Exemplos desses elementos visuais também puramente criados com matplotlib
são desenhados a seguir.
![../_images/03a-estetica_24_0.png](../_images/03a-estetica_24_0.png)
3.1.4. Visualização#
A representação visual é o produto final obtido quando se segue o modelo referencial apresentado anteriormente. Para atingirmos uma visualização eficaz, além de levar em conta todos os aspectos já discutidos na etapa do mapeamento, devemos nos atentar para o bom design e para o propósito da visualização que desenvolveremos ([Mazza, 2009]).
Duas características cruciais a observar em um projeto de visualização são:
reproduzir a informação com fidelidade;
facilitar a compreensão do espectador;
analisar o tipo e a natureza dos dados que serão representados; e
entender a audiência a quem os dados serão direcionados.
Elaborando-se um plano preliminar para a representação visual almejada, a probabilidade de sucesso do projeto é maior. Este plano deve considerar as seguintes variáveis e questões (Tabela 3.3,adaptada deste site):
Definição do problema: que representação é necessária? O que desejo comunicar?
Exame da natureza dos dados: os dados são quantitativos ou qualitativos? Como mapeá-los?
Dimensões: qual é o número de dimensões dos dados (atributos)? Quais são independentes e quais são dependentes? Os dados são univariados (uma dimensão varia com respeito a outra)? Bivariados (uma dimensão varia com respeito a outras duas)? Trivariados (uma dimensão varia com respeito a outras três)? Multivariados (uma dimensão varia com respeito a quatro ou mais dimensões independentes)?
Estrutura de dados: os dados são lineares (codificados em vetores, tabelas, matrizes, coleções etc.)? São temporais (mudam com o tempo)? São geográficos ou espaciais (possuem correspondência com algo físico, como mapas, plantas, projeções de terreno etc.)? São hierárquicos (sugerem organizações, diretórios, genealogias etc.)? Ou são em forma de redes (descrevem relacionamento entre entidades)?

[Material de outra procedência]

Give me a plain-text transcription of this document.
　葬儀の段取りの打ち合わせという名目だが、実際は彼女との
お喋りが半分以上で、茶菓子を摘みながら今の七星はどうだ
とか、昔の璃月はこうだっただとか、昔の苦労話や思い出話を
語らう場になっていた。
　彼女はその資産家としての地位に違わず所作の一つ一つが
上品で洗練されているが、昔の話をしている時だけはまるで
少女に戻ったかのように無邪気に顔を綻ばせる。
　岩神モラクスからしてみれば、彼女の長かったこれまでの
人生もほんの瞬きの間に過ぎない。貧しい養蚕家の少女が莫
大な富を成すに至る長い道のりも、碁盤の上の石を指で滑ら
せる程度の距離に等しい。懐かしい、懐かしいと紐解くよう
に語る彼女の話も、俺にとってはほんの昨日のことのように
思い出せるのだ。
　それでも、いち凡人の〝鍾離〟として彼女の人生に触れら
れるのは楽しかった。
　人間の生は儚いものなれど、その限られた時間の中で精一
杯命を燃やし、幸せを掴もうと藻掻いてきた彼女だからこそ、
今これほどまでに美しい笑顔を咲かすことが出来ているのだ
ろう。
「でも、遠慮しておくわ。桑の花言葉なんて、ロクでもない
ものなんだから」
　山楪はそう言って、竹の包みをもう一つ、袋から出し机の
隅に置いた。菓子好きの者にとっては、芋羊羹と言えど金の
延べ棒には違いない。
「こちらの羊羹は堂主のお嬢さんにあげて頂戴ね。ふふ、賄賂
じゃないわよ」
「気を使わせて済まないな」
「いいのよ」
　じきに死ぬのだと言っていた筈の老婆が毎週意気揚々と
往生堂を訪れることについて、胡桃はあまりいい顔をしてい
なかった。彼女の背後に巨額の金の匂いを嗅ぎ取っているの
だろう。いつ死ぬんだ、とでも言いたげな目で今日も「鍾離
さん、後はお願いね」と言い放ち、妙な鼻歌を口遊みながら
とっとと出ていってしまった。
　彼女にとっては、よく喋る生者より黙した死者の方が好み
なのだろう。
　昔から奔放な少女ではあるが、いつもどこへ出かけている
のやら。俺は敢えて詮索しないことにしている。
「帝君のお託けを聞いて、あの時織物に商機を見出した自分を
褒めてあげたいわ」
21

Tipo de interação: a visualização é estática (imagem impressa fisicamente ou em tela de computadores)? Transformável (usuário altera parâmetros que modificam e transformam os dados)? Ou é manipulável (usuário tem possibilidade de girar elementos 3D, aplicar zoom)?
Problema |
Tipo de dado |
Dimensões |
Estrutura de dados |
Tipo de interação |
---|---|---|---|---|
comunicar |
quantitativo |
univariado |
linear |
estático |
3.1.4.1. Exemplo 1: visualizando o número de cirurgias e partos por bloco#
import seaborn as sns
# reindexação
df_h2 = df_h.reset_index()
# conversão do tipo de dados
df_h2['Cirurgias'] = df_h2['Cirurgias'].astype(int)
df_h2['Partos'] = df_h2['Partos'].astype(int)
# plotagem principal
fig, ax = plt.subplots(1,2,figsize=(10,2))
ax[0].grid(alpha=0.5)
ax[1].grid(alpha=0.5)
p1 = sns.barplot(x='Bloco', y='Cirurgias', hue='Porte', data=df_h2, errorbar=None, palette='Blues', ax=ax[0])
p2 = sns.barplot(x='Bloco', y='Partos', hue='Porte', data=df_h2, errorbar=None, palette='Blues', ax=ax[1])
# eixos
p1.spines['top'].set_visible(False)
p1.spines['right'].set_visible(False)
p1.spines['bottom'].set_position(('axes', -0.1))
p2.spines['top'].set_visible(False)
p2.spines['right'].set_visible(False)
p2.spines['bottom'].set_position(('axes', -0.1))
# legenda
p1.get_legend().remove()
p2.legend(title='Porte',bbox_to_anchor=(1.2,1.0));
![../_images/03a-estetica_27_0.png](../_images/03a-estetica_27_0.png)
3.1.4.2. Exemplo 2: plotando série temporal de temperatura#
import numpy as np
df_hours = df_t['date'][0::60].index
df_ti = df_t.iloc[df_hours][:48]
fig, ax = plt.subplots(figsize=(14,2))
ax.plot(df_ti['mean'],c='#be5631',lw=1.5)
da = np.array(list((df_ti['mean'].index)))
db = np.array(2*[str(i) + 'h' for i in range(0,24)])
ax.set_xticks(da,db,fontsize=7)
half = int(len(da)/2)
ax.axvline(0,ls='--',lw=1,c='#d1886e',alpha=0.4)
ax.axvline(da[half],ls='--',lw=1,c='#d1886e',alpha=0.4)
ax.grid(axis='y',ls=':',c='k',alpha=0.4)
ax.set_xlabel('Tempo',fontsize=9)
ax.set_ylabel('Temperatura',fontsize=9)
ax.text(10,-4,s='01/04/2014',fontsize=8,c='#d1886e')
ax.text(1450,-4,s='02/04/2014',fontsize=8,c='#d1886e');
![../_images/03a-estetica_29_0.png](../_images/03a-estetica_29_0.png)
3.2. Referências#
- Maz09
Riccardo Mazza. Introduction to information visualization. Springer Science & Business Media, 2009.